So You Say You Want to Die in Peace - Part 2
Article submitted by Bart Windrum, author and speaker.
So You Say You Want to Die in Peace - Part 2
Several months ago I introduced the topic of dying in peace and listed a range of aspects we each ought to address to increase our likelihood of achieving the peaceful death that most of us say we want, yet generally fail to achieve. This month we continue our unvarnished look at factors contributing to a non-peaceful demise with a topic is one that’s crucial to understand. I have yet to encounter an advance, comprehensive discussion of it: all things related to resuscitation. It’s too big a topic for one article (my book, Notes from the Waiting Room: Managing a Loved One’s (End of Life) Hospitalization devotes a full chapter to it). This article is devoted to a look at life support technology (I’ll abbreviate it as LST) and the various ways it is used. Because if you aren’t fully aware of LST’s various uses—and what constitutes LST, you may find yourself strung out on it (which is ok if you want that, but very not ok if you don’t).
What comes to mind when you hear the phrase “life support?” I’ll wager that images of ambulances and emergency rooms arise, with a medical SWAT team conducting resuscitation via chest compressions and defibrillation (electric shocks to the heart). Maybe there’s an oxygen mask over a stricken person’s face, maybe a tube placed down the trachea (intubation). In other words, the tools and methods used to literally save a life in an extreme moment.
Perhaps you’ve read about “code” calls in-hospital, when a team of resuscitators swarms a patient who’s arrested, resulting in a 30-to-60-minute long rib-cracking, groin-injecting, limbs-akimbo session.
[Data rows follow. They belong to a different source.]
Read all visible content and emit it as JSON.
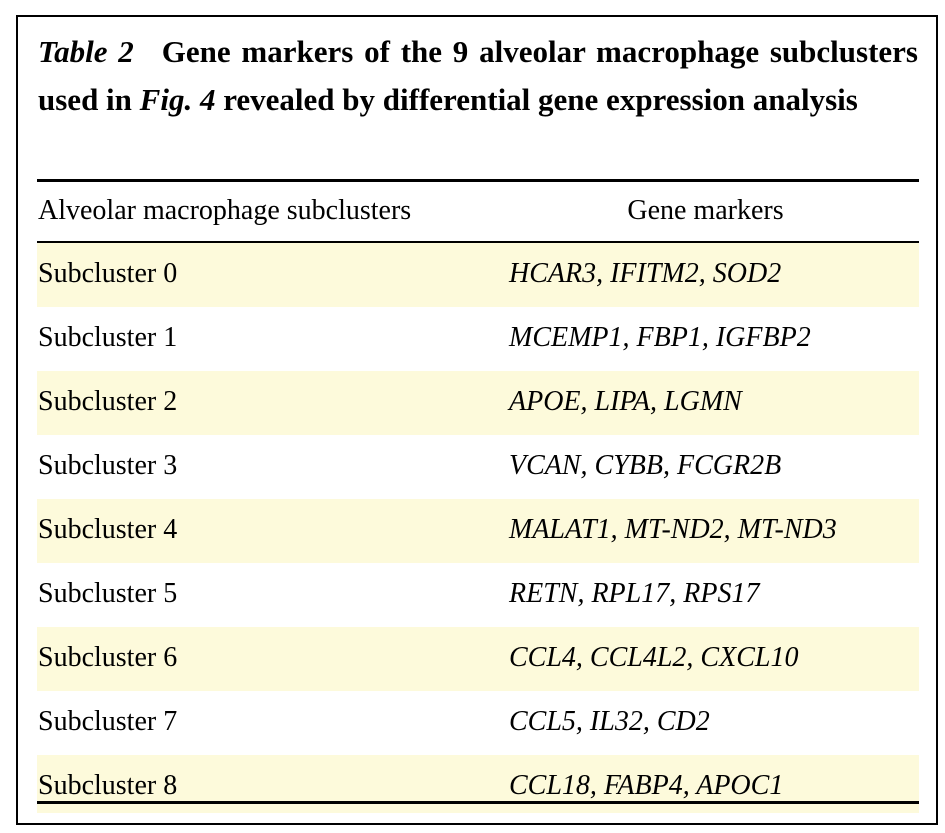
{
  "caption": {
    "table_label": "Table 2",
    "text_before_ref": "Gene markers of the 9 alveolar macrophage subclusters used in ",
    "figure_ref": "Fig. 4",
    "text_after_ref": " revealed by differential gene expression analysis"
  },
  "table": {
    "headers": [
      "Alveolar macrophage subclusters",
      "Gene markers"
    ],
    "rows": [
      {
        "subcluster": "Subcluster 0",
        "markers": "HCAR3, IFITM2, SOD2"
      },
      {
        "subcluster": "Subcluster 1",
        "markers": "MCEMP1, FBP1, IGFBP2"
      },
      {
        "subcluster": "Subcluster 2",
        "markers": "APOE, LIPA, LGMN"
      },
      {
        "subcluster": "Subcluster 3",
        "markers": "VCAN, CYBB, FCGR2B"
      },
      {
        "subcluster": "Subcluster 4",
        "markers": "MALAT1, MT-ND2, MT-ND3"
      },
      {
        "subcluster": "Subcluster 5",
        "markers": "RETN, RPL17, RPS17"
      },
      {
        "subcluster": "Subcluster 6",
        "markers": "CCL4, CCL4L2, CXCL10"
      },
      {
        "subcluster": "Subcluster 7",
        "markers": "CCL5, IL32, CD2"
      },
      {
        "subcluster": "Subcluster 8",
        "markers": "CCL18, FABP4, APOC1"
      }
    ],
    "row_shading_color": "#fdfadb"
  }
}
Many people say that they do not want these interventions, and believe that saying so in writing via a living will, or in family conversations, is sufficient to protect themselves against receiving them. In next month’s article I’ll discuss the forces that lead us onto a slippery slope culminating in our traveling curative and heroic treatment paths we had previously stated we wished to avoid. For now let’s identify what that slippery slope is made of: life support technology that’s used in various ways that you may not know about (we didn’t, during my dad’s terminal hospitalization—and not knowing may have shortened his life by years).
LST, specifically intubation, is used in two ways beyond emergencies: as standard operating procedure during surgeries, and as treatment whenever providers deem it so (and we agree to that definition and to the treatment).
During surgery, core bodily processes must be managed. Pain is one, breathing another. Let’s focus on breathing because intubation is a primary aspect of ongoing, perhaps invasive use of LST. When a surgical procedure is involved enough and/or one’s condition requires, intubation to manage breathing will occur (alternative tools exist and are not always safe or appropriate). Asking doctors to perform surgery with a patient under general anesthesia and without intubation may be akin to asking them to operate with one hand tied behind their backs.
Additionally, surgical release forms may specify several things:
- that do not resuscitate orders be overridden for the the duration of the surgery, and
- that LST may be reinstated post-op for durations between 2 to 48 hours.
As I understand it, this is standard operating procedure. It makes sense if you’re a doctor; it may seem unreasonable if you want to receive surgical treatment but don’t want to agree to be potentially subject to full-on post-op life support measures. If you have concerns about ongoing intubation, you have something to learn about, discuss, and negotiate with your surgeon. One option is to agree, in writing, to what’s known as a Time-based Trial. This means that in the event that post-op reintubation was required, you set a time limit. It that interval runs out with you having been extubated (the tubes being removed), that extubation will occur without further negotiation or medical approval. Realize that this may be a choice to die.
Once a patient is on LST, the medical and social inclination is to continue it. Medicine inclines toward continued LST use because it defaults to life and considers dying both a professional and personal failure. To the extent records are kept and grading occurs, facilities and providers may not want people dying under their roofs and treatment. Patient-families incline toward continued LST use because we hope for a miracle and restored, undiminished life for our loved one. And, sans examination of all these issues, because once “plugged in,” pulling the plug feels like killing our loved one.
This article doesn’t discuss the ethics, morality, or fiscal aspects of LST used as treatment. What’s important for this discussion is that you recognize how LST is used every day, and that transitions between these uses are made almost reflexively. This is the centerline of the slippery slope.
Another aspect of LST is exactly what constitutes it. More mundane interventions may be, in fact or in function, LST depending upon the circumstances. For instance, the new Colorado Medical Orders for Scope of Treatment (MOST) form lists antibiotics; their inclusion defines them as a form of LST. If you’re popping a Nitro to overcome heart problems, isn’t that LST? How about an implanted pacemaker, a device which stays inside your chest until you die, cannot be user programmed, the data of which is not yet shared with the person in who it is implanted, and once implanted (“plugged in”) may prove difficult to impossible to direct doctors to turn off?
Life support technology can give options, and it can take options away. Give lots of thought to its ramifications, well in advance of finding yourself in a position where it may be deployed, taking away your freedom to choose or direct a peaceful demise.